3 Ottobre 2016

Nuovo incubo per i dirigenti delle associazioni: l’algoritmo di Maurer

di Guido Martinelli Scarica in PDF

Il 5 agosto 2014 sono state definite, nell’ambito di un accordo Stato – Regioni, le “Linee di indirizzo sull’organizzazione dei soccorsi sanitari negli eventi e nelle manifestazioni programmate”. Le Regioni stanno ora passando alla fase applicativa dando le indicazioni ai propri servizi sanitari regionali.

L’obiettivo, sicuramente condivisibile, è quello di fornire indicazioni circa i criteri e le modalità di pianificazione dell’assistenza sanitaria da parte degli organizzatori al fine di garantire, nel caso di eventi e manifestazioni di qualsiasi tipologia e connotazione che richiamino un rilevante afflusso di persone, il massimo livello di sicurezza per chi partecipa, per chi assiste e per chi è coinvolto a qualsiasi titolo, anche solo perché casualmente presente nell’area interessata.

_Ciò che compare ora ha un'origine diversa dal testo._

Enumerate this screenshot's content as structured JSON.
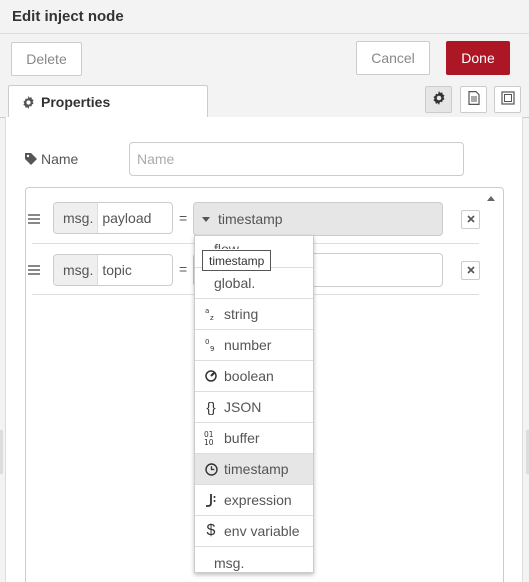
{
  "dialog": {
    "title": "Edit inject node",
    "delete_label": "Delete",
    "cancel_label": "Cancel",
    "done_label": "Done"
  },
  "tabs": {
    "properties_label": "Properties"
  },
  "form": {
    "name_label": "Name",
    "name_placeholder": "Name"
  },
  "props": [
    {
      "prefix": "msg.",
      "field": "payload",
      "eq": "=",
      "value_type": "timestamp"
    },
    {
      "prefix": "msg.",
      "field": "topic",
      "eq": "=",
      "value_type": ""
    }
  ],
  "dropdown": {
    "options": [
      {
        "label": "flow.",
        "icon": ""
      },
      {
        "label": "global.",
        "icon": ""
      },
      {
        "label": "string",
        "icon": "az-icon"
      },
      {
        "label": "number",
        "icon": "09-icon"
      },
      {
        "label": "boolean",
        "icon": "toggle-icon"
      },
      {
        "label": "JSON",
        "icon": "braces-icon"
      },
      {
        "label": "buffer",
        "icon": "binary-icon"
      },
      {
        "label": "timestamp",
        "icon": "clock-icon",
        "selected": true
      },
      {
        "label": "expression",
        "icon": "jsonata-icon"
      },
      {
        "label": "env variable",
        "icon": "dollar-icon"
      },
      {
        "label": "msg.",
        "icon": ""
      }
    ]
  },
  "tooltip": {
    "text": "timestamp"
  },
  "colors": {
    "accent": "#ad1625",
    "selected_bg": "#e6e6e6"
  }
}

Gli eventi e/o manifestazioni che richiamano un rilevante afflusso di persone, pertanto, programmati e/o organizzati a fini sportivi, ricreativi, sociali, eccetera, organizzati da privati e organizzazioni o associazioni, devono essere classificati in relazione al livello di rischio ovvero alla probabilità di avere necessità di soccorso sanitario sulla base delle seguenti variabili:

  • tipologia dell’evento;
  • caratteristiche del luogo;
  • affluenza di pubblico.

Gli eventi programmati richiederanno l’identificazione del livello di rischio preventivo da parte dell’organizzatore che dovrà essere effettuata applicando i punteggi previsti dalla tabella che contiene, appunto, il c.d. “algoritmo di Maurer”. Sulla base del punteggio ottenuto si potrà verificare il numero di ambulanze da soccorso, da trasporto, team di soccorritori a piedi, unità medicalizzate e medici che dovranno essere presenti sulla scena dell’evento.

Per quanto riguarda le manifestazioni sportive, occorre considerare soltanto gli aspetti relativi agli spettatori in quanto gli atleti in generale dispongono di apparati di sicurezza dedicati. Questo vorrà dire che i dirigenti delle sportive non dovranno preoccuparsi più solo di certificati medici e defibrillatori per gli atleti ma anche dei piani di sicurezza sanitaria per il pubblico partecipante agli eventi. Va ricordato che viene espressamente previsto che: “gli oneri di tale organizzazione preventiva devono essere a carico dell’organizzatore stesso”.

Il piano di soccorso dovrà essere articolato attraverso:

  • analisi di rischio dei fattori propri dell’evento;
  • analisi delle variabili legate all’evento (es. numero dei partecipanti);
  • quantificazione delle risorse necessarie per mitigare il rischio;
  • individuazione delle problematiche logistico/organizzative.

Per tutte le tipologie di eventi, indipendentemente dal numero di partecipanti e dal livello di rischio associato, deve essere presentata al servizio di emergenza territoriale 118 la comunicazione dello svolgimento della manifestazione corredato dal calcolo del livello di rischio in base ai criteri previsti dalla tabella allegata all’accordo in esame.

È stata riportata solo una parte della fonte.